Quanto maior for a eosinofilia no sangue, maior será o benefício adicional
Na meta-análise de Dalin et al. a redução relativa do risco de uma exacerbação moderada a grave com um EOS <150 células/μl foi de 12% (rácio: 0,88; IC 95%: 0,83-0,94). [10]. Com uma EOS no intervalo de 150-300 células/μL, observou-se uma redução relativa de 20% (rácio: 0,80; IC 95%: 0,69-0,94).

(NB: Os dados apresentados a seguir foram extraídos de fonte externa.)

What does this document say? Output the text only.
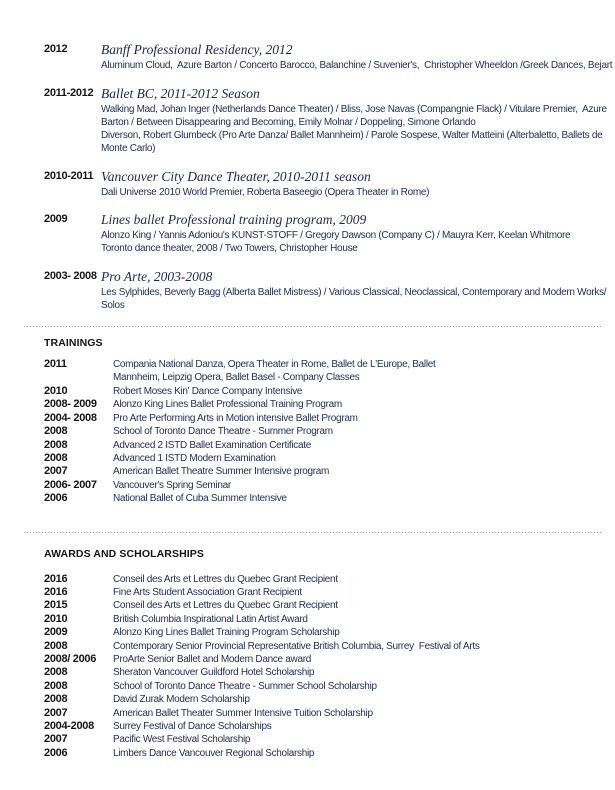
2012	Banff Professional Residency, 2012
Aluminum Cloud,  Azure Barton / Concerto Barocco, Balanchine / Suvenier's,  Christopher Wheeldon /Greek Dances, Bejart
2011-2012 Ballet BC, 2011-2012 Season
Walking Mad, Johan Inger (Netherlands Dance Theater) / Bliss, Jose Navas (Compangnie Flack) / Vitulare Premier,  Azure
Barton / Between Disappearing and Becoming, Emily Molnar / Doppeling, Simone Orlando
Diverson, Robert Glumbeck (Pro Arte Danza/ Ballet Mannheim) / Parole Sospese, Walter Matteini (Alterbaletto, Ballets de
Monte Carlo)
2010-2011 Vancouver City Dance Theater, 2010-2011 season
Dali Universe 2010 World Premier, Roberta Baseegio (Opera Theater in Rome)
2009	Lines ballet Professional training program, 2009
Alonzo King / Yannis Adoniou's KUNST-STOFF / Gregory Dawson (Company C) / Mauyra Kerr, Keelan Whitmore
Toronto dance theater, 2008 / Two Towers, Christopher House
2003- 2008 Pro Arte, 2003-2008
Les Sylphides, Beverly Bagg (Alberta Ballet Mistress) / Various Classical, Neoclassical, Contemporary and Modern Works/
Solos
TRAININGS
2011	Compania National Danza, Opera Theater in Rome, Ballet de L'Europe, Ballet
Mannheim, Leipzig Opera, Ballet Basel - Company Classes
2010	Robert Moses Kin' Dance Company Intensive
2008- 2009	Alonzo King Lines Ballet Professional Training Program
2004- 2008	Pro Arte Performing Arts in Motion intensive Ballet Program
2008	School of Toronto Dance Theatre - Summer Program
2008	Advanced 2 ISTD Ballet Examination Certificate
2008	Advanced 1 ISTD Modern Examination
2007	American Ballet Theatre Summer Intensive program
2006- 2007	Vancouver's Spring Seminar
2006	National Ballet of Cuba Summer Intensive
AWARDS AND SCHOLARSHIPS
2016	Conseil des Arts et Lettres du Quebec Grant Recipient
2016	Fine Arts Student Association Grant Recipient
2015	Conseil des Arts et Lettres du Quebec Grant Recipient
2010	British Columbia Inspirational Latin Artist Award
2009	Alonzo King Lines Ballet Training Program Scholarship
2008	Contemporary Senior Provincial Representative British Columbia, Surrey  Festival of Arts
2008/ 2006	ProArte Senior Ballet and Modern Dance award
2008	Sheraton Vancouver Guildford Hotel Scholarship
2008	School of Toronto Dance Theatre - Summer School Scholarship
2008	David Zurak Modern Scholarship
2007	American Ballet Theater Summer Intensive Tuition Scholarship
2004-2008	Surrey Festival of Dance Scholarships
2007	Pacific West Festival Scholarship
2006	Limbers Dance Vancouver Regional Scholarship
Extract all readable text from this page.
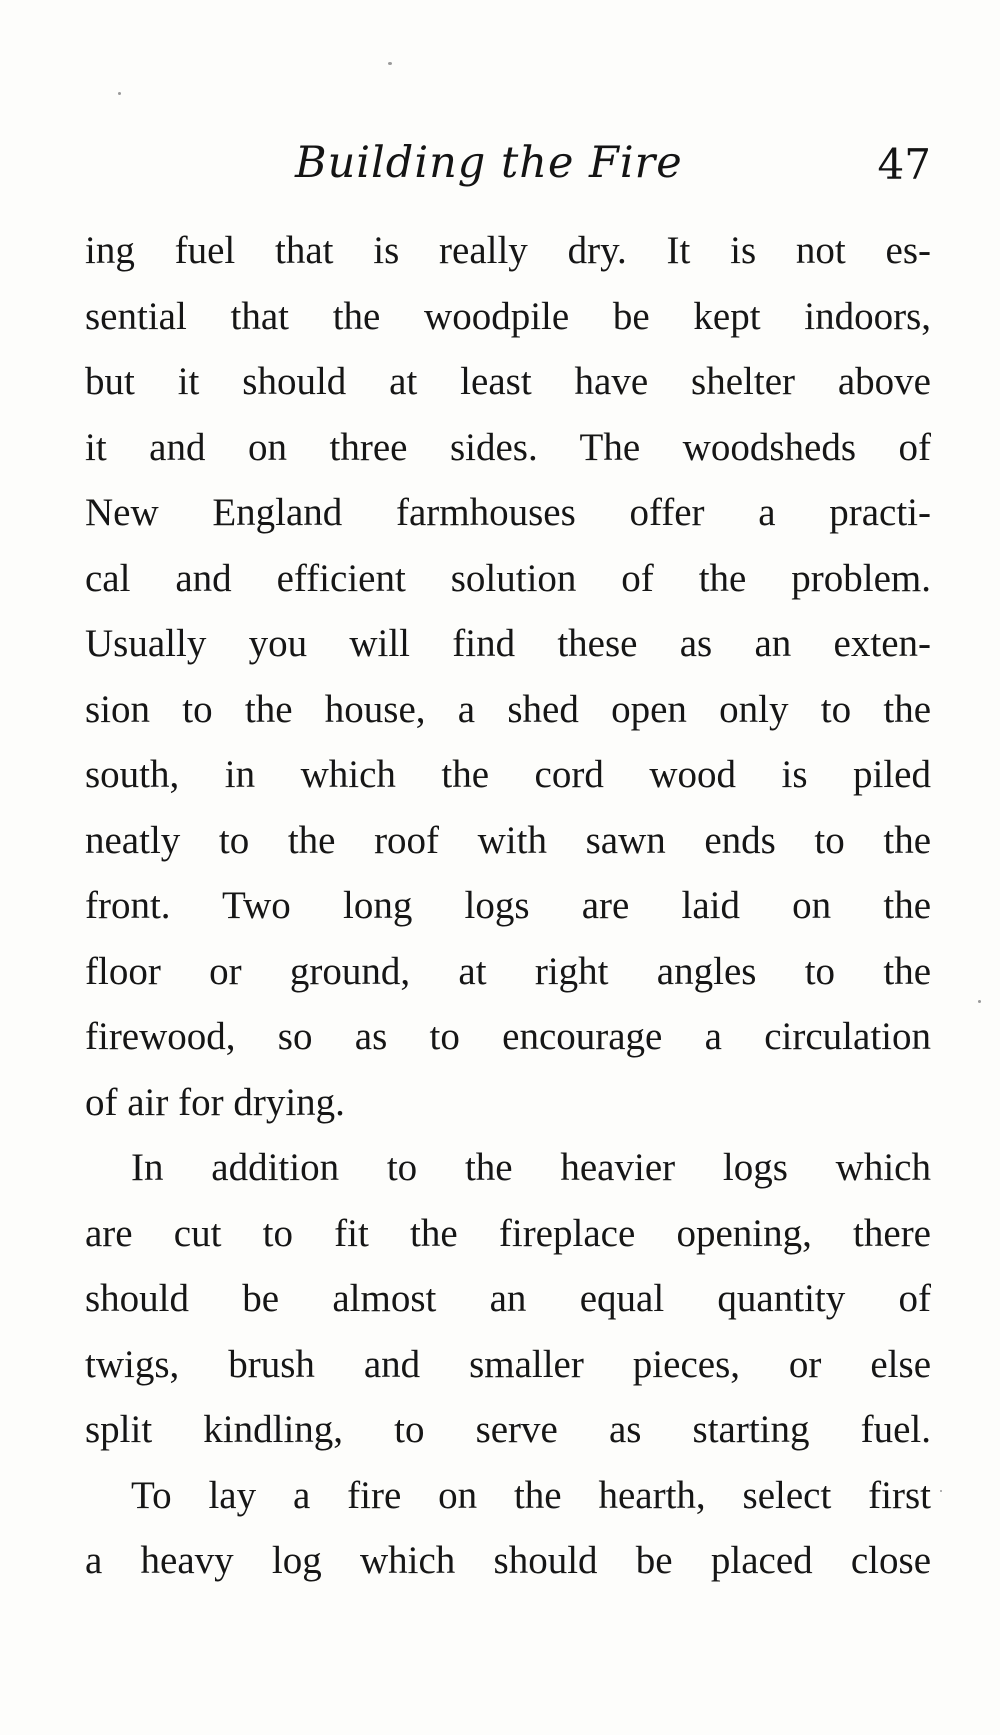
Building the Fire	47
ing fuel that is really dry. It is not es-
sential that the woodpile be kept indoors,
but it should at least have shelter above
it and on three sides. The woodsheds of
New England farmhouses offer a practi-
cal and efficient solution of the problem.
Usually you will find these as an exten-
sion to the house, a shed open only to the
south, in which the cord wood is piled
neatly to the roof with sawn ends to the
front. Two long logs are laid on the
floor or ground, at right angles to the
firewood, so as to encourage a circulation
of air for drying.
In addition to the heavier logs which
are cut to fit the fireplace opening, there
should be almost an equal quantity of
twigs, brush and smaller pieces, or else
split kindling, to serve as starting fuel.
To lay a fire on the hearth, select first
a heavy log which should be placed close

E em doentes com um EOS >300 células/μL, houve uma redução clinicamente relevante de 43% (rácio: 0,57; IC 95%: 0,49-0,66). As diferenças na redução do risco entre os três subgrupos EOS revelaram-se significativas (p<0,00001). Em doentes com um EOS no intervalo de 150-300 células/μL e >300 células/μL, o tratamento continuado com ICS melhorou a função pulmonar em 0,05 L (diferença média de FEV1; IC 95%: 0,03-0,07 L) e 0,06 L (diferença média de FEV1; IC 95%: 0,04-0,09 L), respetivamente. Um teste para diferenças nos subgrupos mostrou que o tratamento continuado com ICS teve um efeito diferente na função pulmonar nos subgrupos (p=0,04), com os doentes com uma EOS ≥150 células/μL a apresentarem uma melhoria maior do que os doentes com valores de EOS mais baixos. Em doentes com EOS <150 células/μL, a continuação do tratamento com ICS provavelmente não teve qualquer efeito na função pulmonar (diferença média de FEV1: 0,02 L; IC 95%: 0,00-0,05 L). Independentemente dos subgrupos EOS, o tratamento continuado com ICS aumentou o risco de pneumonia (rácio de risco: 1,39; IC 95%: 1,19-1,63).